Un débat national pour en sortir par le haut ?
Le grand débat national, lancé par le Président de la République, est l’une des avancées majeures du mouvement social qui a embrasé le pays ces dernières semaines. Sans vouloir parler au nom de tous, mais d’après ce que je comprends et ressens, ce qu’attendent aussi nos concitoyens c’est qu’on écoute leurs questionnements et leurs inquiétudes. A l’heure où, par la grâce de la technologie, une partie du monde est à portée de notre smartphone, émerge enfin l’idée que la vie quotidienne ne se gère pas -et a fortiori ne se contrôle pas- du bout du pouce.
Dans sa volonté d’avancer vite dans un programme de réformes nécessaires, le Gouvernement a oublié que nous, les citoyens, avions besoin de comprendre les changements proposés, et les efforts imposés. Et que -et je renvoie là aux travaux de Dominique Wolton, qui en parle mieux que moi- « informer n’est pas communiquer ». « Au bout des réseaux et des systèmes d’information se révèle la complexité des hommes et des cultures », résume-t-il à la fin de son ouvrage Indiscipliné (Odile Jacob, 2012). « La question de la communication, c’est-à-dire de la cohabitation avec l’autre, est au cœur des défis nouveaux. […] L’information et la communication qui furent pendant trois siècles des valeurs d’émancipation peuvent, au contraire, dans un monde ouvert, devenir un facteur de guerre, faute de pouvoir supporter la présence de l’autre si différent de soi. » On le voit tous les jours sur les réseaux sociaux.
Or communiquer, c’est-à-dire, une fois encore, échanger avec l’autre, est d’une complexité abyssale. Nous butons tous, quotidiennement, sur cette complexité : dans le couple, dans la famille avec les amis, au travail, dans le métro… Tout le temps, partout. C’est dans la nature humaine, chacun arrivant avec ses biais de compréhension, qui polluent l’espace. Si communiquer à deux est parfois complexe, imaginons un instant la difficulté qu’il y a à communiquer avec 67 millions de personnes qui ne sont pas d’accord entre elles… C’est aussi une des missions du Gouvernement et du Chef de l’Etat, et certainement pas la plus facile.
Ni décret, ni loi ne permettent de gérer cette altérité dans la communication. Le débat, les débats, apportent un début de solution. Mais il doit s’agir de débats, c’est-à-dire de moments de discussions, dans la vraie vie, avec de vraies personnes, en chair et en os, et pas des avatars numériques. On peut certainement débattre partiellement via des plateformes digitales dédiées, mais il y manque toujours cet élément qui donne tout le sel et toute la solennité du débat public : la présence physique de l’autre.

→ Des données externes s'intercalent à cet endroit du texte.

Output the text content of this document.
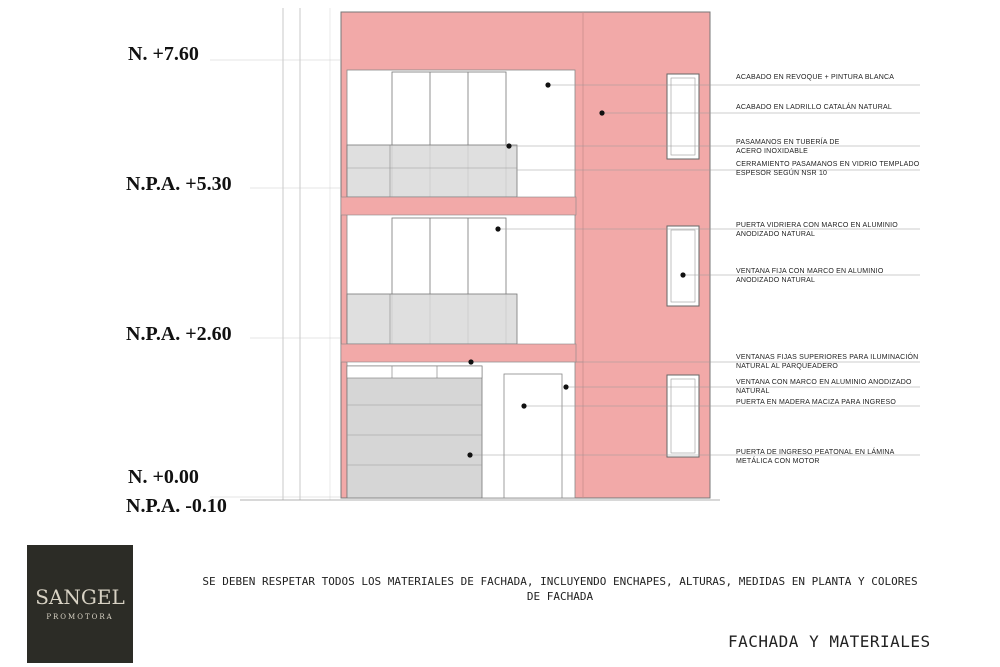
N. +7.60
N.P.A. +5.30
N.P.A. +2.60
N. +0.00
N.P.A. -0.10
ACABADO EN REVOQUE + PINTURA BLANCA
ACABADO EN LADRILLO CATALÁN NATURAL
PASAMANOS EN TUBERÍA DE ACERO INOXIDABLE
CERRAMIENTO PASAMANOS EN VIDRIO TEMPLADO ESPESOR SEGÚN NSR 10
PUERTA VIDRIERA CON MARCO EN ALUMINIO ANODIZADO NATURAL
VENTANA FIJA CON MARCO EN ALUMINIO ANODIZADO NATURAL
VENTANAS FIJAS SUPERIORES PARA ILUMINACIÓN NATURAL AL PARQUEADERO
VENTANA CON MARCO EN ALUMINIO ANODIZADO NATURAL
PUERTA EN MADERA MACIZA PARA INGRESO
PUERTA DE INGRESO PEATONAL EN LÁMINA METÁLICA CON MOTOR
SANGEL
PROMOTORA
SE DEBEN RESPETAR TODOS LOS MATERIALES DE FACHADA, INCLUYENDO ENCHAPES, ALTURAS, MEDIDAS EN PLANTA Y COLORES DE FACHADA
FACHADA Y MATERIALES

Ceux d‘entre nous qui ont organisé et/ou animé fréquemment ce type de débats publics le savent : tout peut se passer lors de tels moments, mais le pire n’est jamais sûr. Il peut y avoir d’extrêmes tensions, des invectives ou des menaces ; des questions qui en cachent d’autres, non formulées celles-là ; des questions sans réponses (dans un débat, il n’y a pas toujours quelqu’un qui a la réponse…) ; il y en a qui diront « bleu » là où d’autres diront « vert », à partir pourtant des mêmes éléments ou des mêmes constats… Peu importe, en vérité. L’important n’est pas de sortir d’un débat avec toutes les bonnes solutions (y en a-t-il seulement ?). L’important est que chacun soit écouté, entendu, et que chacun écoute et entende l’autre. Et reprenne conscience de l’autre, de son existence, de ses idées et de ses envies partiellement ou totalement différentes des nôtres.
Le débat, c’est la reconnaissance de l’autre et de sa légitimité à exprimer son opinion. C’est l’essence de la démocratie. Et c’est ce dont manquent tant de personnes dans le monde. Réjouissons-nous alors de cette proposition du Chef de l’Etat. Du débat peut naître un socle pour dessiner un horizon commun, partagé, dans lequel chacun pourra se reconnaître.